Son histoire d’amour avec le rugby brétillien n’est donc pas finie. Expatrié dans la charmante Sarzeau dans le Morbihan, Yann Moison a repris du service en ce début d’année 2023 aux côtés de Martin Lagarde. Un retour sur les bords de touche aussi inattendu qu’apprécié. Entretien.
Six ans et demi après avoir quitté Beuffru, vous revoici de retour au Rheu. Peut-on même dire « à la maison » ?
A la maison, je ne sais pas mais je m’y sens bien, entouré de gens que j’aime, ça, c’est certain. Je suis un affectif, je fonctionne beaucoup avec cela et quand le président Julien Kervarrec, que j’ai entraîné, m’a contacté, je n’ai pas hésité longtemps, surtout que je retrouvais aussi Martin Lagarde et Anthony Quemerais, que j’ai eus en jeunes puis en seniors. Si ça n’avait pas été eux, franchement, je ne revenais pas…
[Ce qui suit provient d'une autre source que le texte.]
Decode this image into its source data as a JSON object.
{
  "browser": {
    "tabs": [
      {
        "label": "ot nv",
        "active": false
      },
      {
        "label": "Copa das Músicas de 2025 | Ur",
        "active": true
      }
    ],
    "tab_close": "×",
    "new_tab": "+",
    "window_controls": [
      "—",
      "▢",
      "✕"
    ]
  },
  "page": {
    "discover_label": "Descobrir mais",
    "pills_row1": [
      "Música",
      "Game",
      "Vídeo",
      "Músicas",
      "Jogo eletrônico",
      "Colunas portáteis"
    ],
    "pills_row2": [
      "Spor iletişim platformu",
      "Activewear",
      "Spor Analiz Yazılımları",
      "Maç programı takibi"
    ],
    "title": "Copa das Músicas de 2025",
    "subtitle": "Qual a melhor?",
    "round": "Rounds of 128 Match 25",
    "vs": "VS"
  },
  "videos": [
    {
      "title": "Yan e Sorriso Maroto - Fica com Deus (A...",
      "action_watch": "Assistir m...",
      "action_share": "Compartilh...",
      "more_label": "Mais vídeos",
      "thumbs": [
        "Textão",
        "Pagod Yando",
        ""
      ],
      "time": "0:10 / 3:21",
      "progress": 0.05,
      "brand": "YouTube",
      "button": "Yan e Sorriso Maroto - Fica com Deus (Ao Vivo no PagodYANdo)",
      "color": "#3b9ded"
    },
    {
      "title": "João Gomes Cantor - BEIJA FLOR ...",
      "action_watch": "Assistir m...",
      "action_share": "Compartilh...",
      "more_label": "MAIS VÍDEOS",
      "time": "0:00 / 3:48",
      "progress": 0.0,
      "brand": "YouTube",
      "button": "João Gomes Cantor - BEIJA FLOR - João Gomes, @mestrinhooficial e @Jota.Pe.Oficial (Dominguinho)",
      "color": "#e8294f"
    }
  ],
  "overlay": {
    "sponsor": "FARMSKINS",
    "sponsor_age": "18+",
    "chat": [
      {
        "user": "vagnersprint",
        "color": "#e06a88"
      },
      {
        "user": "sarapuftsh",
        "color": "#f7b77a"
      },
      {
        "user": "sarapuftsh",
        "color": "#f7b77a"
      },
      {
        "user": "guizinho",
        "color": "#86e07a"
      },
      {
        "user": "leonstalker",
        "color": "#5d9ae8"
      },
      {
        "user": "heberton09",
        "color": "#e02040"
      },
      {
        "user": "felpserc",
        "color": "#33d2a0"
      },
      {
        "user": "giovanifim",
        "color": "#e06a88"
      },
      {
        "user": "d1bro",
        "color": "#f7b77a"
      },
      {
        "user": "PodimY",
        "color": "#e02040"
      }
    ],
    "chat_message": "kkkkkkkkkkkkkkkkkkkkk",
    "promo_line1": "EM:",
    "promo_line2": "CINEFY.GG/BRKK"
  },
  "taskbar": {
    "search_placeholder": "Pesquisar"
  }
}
En quoi ce club est-il particulier à vos yeux ? A-t-il changé depuis votre denier passage ?
J’ai passé beaucoup de temps ici, alors oui, des têtes ont changé, forcément, mais l’identité et l’ADN sont toujours là, intacts, transmis de génération en génération avec des joueurs qui deviennent dirigeants et ainsi de suite. Je pense que Le Rheu est le seul club du secteur où l’on ressent une telle culture rugby. Les couleurs sont là, de nombreuses photos sont affichées dans le club house, témoins des époques qui défilent. Ces visages sont garants de l’Histoire. Il y a une notion d’héritage qui est précieuse et palpable et si le club a évolué, avec le synthétique, de nouveaux vestiaires et plein d’autres choses, il n’a pas changé dans son âme, dans ses valeurs de combat et de partage. A la question “est-ce qu’il doit changer ?”, franchement, je n’en suis pas sûr, ce qui n’empêche pas du tout d’évoluer et de progresser.
La progression doit-elle se caractériser par une montée à terme en Fédérale Une ?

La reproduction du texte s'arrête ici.